Padlocks Of Love Removed From Bridge In Rome

Officials in Rome have removed the so-called “padlocks of love” from the famous Ponte Milvio, the BBC reports. This is the latest phase of an ongoing struggle between the city and romantic couples that we’ve been reporting on since 2007.

It all started when Italian novelist Frederico Moccia wrote “I Want You,” in which a couple put a bicycle lock around the bridge’s lamppost and tossed the key into the Tiber as a symbol of their undying love. It soon became a fad and the locks became so heavy they actually broke the lamppost. After that people started putting locks all over the bridge.
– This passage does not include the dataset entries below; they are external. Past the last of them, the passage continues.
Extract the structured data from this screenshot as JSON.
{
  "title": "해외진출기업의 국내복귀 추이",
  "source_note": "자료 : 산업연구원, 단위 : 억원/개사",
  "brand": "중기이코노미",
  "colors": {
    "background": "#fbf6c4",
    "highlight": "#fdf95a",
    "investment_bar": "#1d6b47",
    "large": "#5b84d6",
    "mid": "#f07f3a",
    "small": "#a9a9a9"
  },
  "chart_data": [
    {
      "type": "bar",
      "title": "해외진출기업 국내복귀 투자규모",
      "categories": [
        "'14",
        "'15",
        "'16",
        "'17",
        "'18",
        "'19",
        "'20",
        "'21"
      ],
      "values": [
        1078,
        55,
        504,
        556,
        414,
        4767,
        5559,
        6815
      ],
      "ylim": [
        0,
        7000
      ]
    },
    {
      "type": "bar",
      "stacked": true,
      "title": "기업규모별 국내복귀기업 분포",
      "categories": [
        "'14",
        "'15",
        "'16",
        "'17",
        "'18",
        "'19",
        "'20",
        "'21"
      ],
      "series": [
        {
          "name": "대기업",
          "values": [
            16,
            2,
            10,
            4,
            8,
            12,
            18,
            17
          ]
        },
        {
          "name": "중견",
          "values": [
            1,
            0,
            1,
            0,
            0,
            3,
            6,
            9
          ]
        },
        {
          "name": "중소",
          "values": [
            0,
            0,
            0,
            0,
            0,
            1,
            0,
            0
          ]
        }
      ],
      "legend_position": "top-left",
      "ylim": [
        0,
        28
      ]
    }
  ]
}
The bridge was built over the Tiber River in 115 B.C. and was the site of the famous Battle of Milvian Bridge, in which the Emperor Constantine defeated his rival Maxentius to take over Rome, a move that was the beginning of the end of paganism.

Officials say rust from the locks is damaging the historic bridge. Putting a lock on the bridge carries a 50 euro ($51) fine. This is the second time the city has removed the locks. It probably won’t be the last.

Putting locks on landmarks has become a trend in other spots as well. Near where I live in Santander, northern Spain, couples do this on a railing by a cliff overlooking the sea. Is there a similar custom in your local area? Tell us in the comments section!